A Murdoch University academic has warned that all crops worldwide are facing an increasing risk of nematode damage which could lead to billions of dollars loss and an increased inability to feed our growing population.
Speaking at the International Nematology Congress in Cape Town, Chair in Biosecurity and Food Security, Professor Shashi Sharma, said that soil dwelling microscopic worms or nematodes are causing over $100 billion worth of crop losses per year.
“Soil appears to be one of the major culprits for introduction and spread of plant parasitic nematodes with inadequate attention being given to the consequences of soil dissemination,” Professor Sharma said.
“International reports indicate that dust and dirt samples taken from shipping container surfaces contain live nematodes. This is a worrying statistic when you know that small quantities of soil can slip through visual inspections as they cross borders.
“For example, even clean looking shipping container surfaces may have about 20gm of dust on them, which even if a country has restrictions on the importations of soil, is unlikely to be noticed when performing visual inspections. But when you consider that hundreds of thousands of containers could be imported, that would equate to tonnes of undetected soil potentially infested with nematodes.”
Professor Sharma pointed out that not only has the movement of goods around the world increased but people movement has increased exponentially.
“The need to prevent inadvertent nematode dispersal and spread is paramount when you consider the impact of losing a multitude of crops,” he said.
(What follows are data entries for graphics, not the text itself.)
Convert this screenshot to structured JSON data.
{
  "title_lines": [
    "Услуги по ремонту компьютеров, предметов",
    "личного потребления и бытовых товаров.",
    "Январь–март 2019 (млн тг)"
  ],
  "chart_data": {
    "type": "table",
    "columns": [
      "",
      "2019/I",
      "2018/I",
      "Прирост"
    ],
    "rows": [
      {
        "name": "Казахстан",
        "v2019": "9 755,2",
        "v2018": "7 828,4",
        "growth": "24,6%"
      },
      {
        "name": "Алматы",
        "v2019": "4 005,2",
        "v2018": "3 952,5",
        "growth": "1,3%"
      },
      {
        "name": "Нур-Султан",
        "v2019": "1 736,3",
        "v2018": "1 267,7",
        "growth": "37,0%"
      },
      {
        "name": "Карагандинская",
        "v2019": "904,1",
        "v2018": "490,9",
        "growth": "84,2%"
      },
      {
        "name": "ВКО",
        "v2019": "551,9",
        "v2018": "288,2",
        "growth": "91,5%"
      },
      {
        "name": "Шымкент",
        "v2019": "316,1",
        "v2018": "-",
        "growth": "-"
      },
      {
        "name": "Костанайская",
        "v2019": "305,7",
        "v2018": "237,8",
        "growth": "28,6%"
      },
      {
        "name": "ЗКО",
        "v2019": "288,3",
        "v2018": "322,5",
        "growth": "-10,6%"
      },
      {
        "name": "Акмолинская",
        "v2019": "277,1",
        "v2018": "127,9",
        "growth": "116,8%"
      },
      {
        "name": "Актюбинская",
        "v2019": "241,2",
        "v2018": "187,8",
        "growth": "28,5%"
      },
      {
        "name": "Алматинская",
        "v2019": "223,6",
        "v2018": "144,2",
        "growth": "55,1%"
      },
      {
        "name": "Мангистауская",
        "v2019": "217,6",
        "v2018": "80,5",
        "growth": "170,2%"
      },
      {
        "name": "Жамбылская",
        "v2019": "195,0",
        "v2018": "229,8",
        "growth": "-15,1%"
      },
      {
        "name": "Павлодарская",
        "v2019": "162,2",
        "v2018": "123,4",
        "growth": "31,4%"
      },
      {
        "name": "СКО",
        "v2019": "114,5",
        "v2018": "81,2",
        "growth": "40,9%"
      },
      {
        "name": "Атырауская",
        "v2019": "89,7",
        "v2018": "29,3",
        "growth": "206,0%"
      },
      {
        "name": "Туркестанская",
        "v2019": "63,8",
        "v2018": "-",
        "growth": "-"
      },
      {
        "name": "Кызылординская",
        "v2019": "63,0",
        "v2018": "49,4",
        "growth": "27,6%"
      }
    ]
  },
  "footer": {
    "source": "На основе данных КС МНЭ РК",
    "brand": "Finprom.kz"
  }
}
“We have seven billion people in this world yet we are able to feed only five billion. The other two billion are either not getting enough nutritious food or are starving.
“We can’t afford to suffer food losses noting that our population will be over nine billion in less than 40 years. To feed nine billion we will need to produce more food than we did in the last 10,000 years.”
Professor Sharma said nematode quarantine and biosecurity capabilities are generally lacking in many countries particularly in the food insecure developing countries. These countries are at a high risk of incursions of plant-parasitic nematodes and consequent crop damage.
“All countries need pest risk management plans that not only contain strategies to prevent nematodes entering their borders, but plans to eradicate the nematodes that do make it through,” Professor Sharma said.
“Nematode quarantines and stringent regulatory measures play a role in preventing, containing and slowing the spread of some highly damaging nematode species but now a border approach alone is inadequate to safeguard our crops,” he said.
Professor Sharma said we must maintain world soil restrictions and stop nematode infested soil transfer where possible.
“If soil infested with nematodes is detected at a border then countries need to employ one of three strategies, export the commodity or equipment containing the soil back to the country of origin, destroy it or treat it,” he said.
“Australia has one of the best biosecurity systems in the world. Developing countries can learn from Australia’s biosecurity system.”
Professor Sharma was awarded a gold medal of appreciation for his outstanding contributions and commendable service by the President of International Federation of Nematology Societies at the meeting of the Afro-Asian Society of Nematologists at the Congress which was held in May. He was also nominated as the Vice President of the Afro-Asian Society of Nematologists.